Ex-Instructor Gets Prison for Impersonating Speech Expert
A former speech teacher was sentenced Friday to five years and four months in state prison on charges stemming from her 12-year impersonation of an Ohio speech pathologist.
Ventura Superior Court Judge Bruce A. Thompson compared Wilma Alzenia Alford’s crime to that of an individual who fraudulently substitutes a cheap fake for an expensive, authorized part for a Cadillac.
“You’ll never be able to show the damage. We just know that Alford was a defective part,” Thompson said. “She was never meant to be inserted in the system.”
Alford, 37, of Oxnard was arrested in November at Glenwood Elementary School in Sun Valley, where she had been teaching a special education class for a month. She pleaded guilty in December in Ventura Superior Court to grand theft of the more than $128,000 she earned from her previous employer, the Rio School District in Oxnard. She also pleaded guilty to two forgery charges.
She Used Another’s Transcripts
Alford, who called herself Dr. Ann Wood Wesley, was a speech therapist in the school district from 1977 to 1983. She was hired for the position on the basis of teaching credentials and other documents fraudulently obtained using the name and academic transcripts of a Cincinnati speech pathologist, Dr. Ann Stace Wood, 44.
Alford also forged Wood’s name to two separate applications for California teaching credentials, according to court testimony.

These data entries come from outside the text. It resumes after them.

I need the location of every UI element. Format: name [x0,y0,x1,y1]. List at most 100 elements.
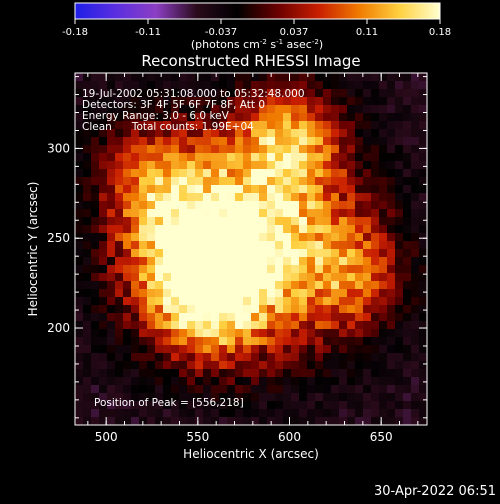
heatmap-cell [347,345,356,354]
heatmap-cell [243,417,252,425]
heatmap-cell [219,297,228,306]
heatmap-cell [403,241,412,250]
heatmap-cell [155,137,164,146]
heatmap-cell [363,353,372,362]
heatmap-cell [227,113,236,122]
heatmap-cell [275,385,284,394]
heatmap-cell [371,297,380,306]
heatmap-cell [307,137,316,146]
heatmap-cell [395,89,404,98]
heatmap-cell [171,241,180,250]
heatmap-cell [187,385,196,394]
heatmap-cell [339,297,348,306]
heatmap-cell [91,113,100,122]
heatmap-cell [123,129,132,138]
heatmap-cell [211,105,220,114]
heatmap-cell [171,193,180,202]
heatmap-cell [163,369,172,378]
heatmap-cell [371,185,380,194]
heatmap-cell [179,201,188,210]
heatmap-cell [243,377,252,386]
heatmap-cell [123,281,132,290]
heatmap-cell [259,321,268,330]
heatmap-cell [387,225,396,234]
heatmap-cell [155,193,164,202]
heatmap-cell [323,89,332,98]
heatmap-cell [251,329,260,338]
heatmap-cell [155,161,164,170]
heatmap-cell [99,73,108,82]
heatmap-cell [395,313,404,322]
heatmap-cell [171,321,180,330]
heatmap-cell [123,185,132,194]
heatmap-cell [203,81,212,90]
heatmap-cell [75,393,84,402]
heatmap-cell [75,193,84,202]
heatmap-cell [411,97,420,106]
heatmap-cell [355,377,364,386]
heatmap-cell [275,81,284,90]
heatmap-cell [123,289,132,298]
heatmap-cell [363,193,372,202]
heatmap-cell [379,313,388,322]
heatmap-cell [307,97,316,106]
heatmap-cell [267,161,276,170]
heatmap-cell [283,313,292,322]
heatmap-cell [379,273,388,282]
colorbar-tick-label: -0.18 [62,27,88,38]
heatmap-cell [291,417,300,425]
heatmap-cell [411,161,420,170]
heatmap-cell [355,297,364,306]
heatmap-cell [411,209,420,218]
heatmap-cell [179,81,188,90]
heatmap-cell [179,217,188,226]
heatmap-cell [195,97,204,106]
heatmap-cell [195,233,204,242]
heatmap-cell [187,401,196,410]
heatmap-cell [187,377,196,386]
heatmap-cell [315,289,324,298]
heatmap-cell [419,289,427,298]
heatmap-cell [203,145,212,154]
heatmap-cell [331,289,340,298]
heatmap-cell [323,369,332,378]
info-line-energy: Energy Range: 3.0 - 6.0 keV [82,110,230,122]
heatmap-cell [155,377,164,386]
heatmap-cell [219,225,228,234]
heatmap-cell [275,113,284,122]
heatmap-cell [219,273,228,282]
heatmap-cell [363,137,372,146]
heatmap-cell [187,217,196,226]
heatmap-cell [291,73,300,82]
heatmap-cell [99,409,108,418]
heatmap-cell [147,329,156,338]
heatmap-cell [387,401,396,410]
heatmap-cell [99,161,108,170]
heatmap-cell [99,361,108,370]
heatmap-cell [91,177,100,186]
heatmap-cell [259,121,268,130]
heatmap-cell [195,105,204,114]
heatmap-cell [299,385,308,394]
heatmap-cell [355,201,364,210]
heatmap-cell [211,385,220,394]
heatmap-cell [251,193,260,202]
heatmap-cell [387,385,396,394]
heatmap-cell [283,177,292,186]
heatmap-cell [211,409,220,418]
heatmap-cell [115,297,124,306]
heatmap-cell [163,129,172,138]
heatmap-cell [171,185,180,194]
heatmap-cell [387,145,396,154]
heatmap-cell [147,225,156,234]
heatmap-cell [163,273,172,282]
heatmap-cell [83,145,92,154]
heatmap-cell [371,265,380,274]
heatmap-cell [323,73,332,82]
heatmap-cell [83,169,92,178]
heatmap-cell [251,105,260,114]
heatmap-cell [235,73,244,82]
heatmap-cell [75,409,84,418]
heatmap-cell [123,393,132,402]
heatmap-cell [147,369,156,378]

“For 12 years, this person has been leading a life of deception that has harmed innumerable people who came in contact with her,” Ventura Deputy Dist. Atty. Robert Meyers told Thompson before sentencing. “Even those people who were near to her, the people she married, some in bigamous relationships, didn’t know what this lady was.”
According to a county probation report, Alford has been using Wood’s credentials since 1972 to practice speech therapy in Arizona, California and elsewhere, even though she never obtained a college degree. The report also said that she was married last year in Florida to Dr. Wallingford H. Bowlin, a Jacksonville physician, without obtaining a divorce from Theodore Wesley of Oxnard.
Defense Attorney Comments
Alford’s attorney, Brenda Souza, told Thompson that Alford’s offense “comes pretty close” to a victimless crime. She noted that the Rio School District had routinely given Alford good performance appraisals. “It would be hard to say she was incompetent. How do you measure competence?” Souza asked.
Meyers said the impostor’s victims included the schoolchildren she treated. “These are the particularly needy, sometimes even desperate individuals the defendant was dealing with, and she was not qualified,” Meyers said.
“The defendant took advantage of a the system, of a position of trust that she fraudulently obtained for herself.”
Thompson denied Alford’s request for probation because “she is still not willing to accept responsibility for what she has done.”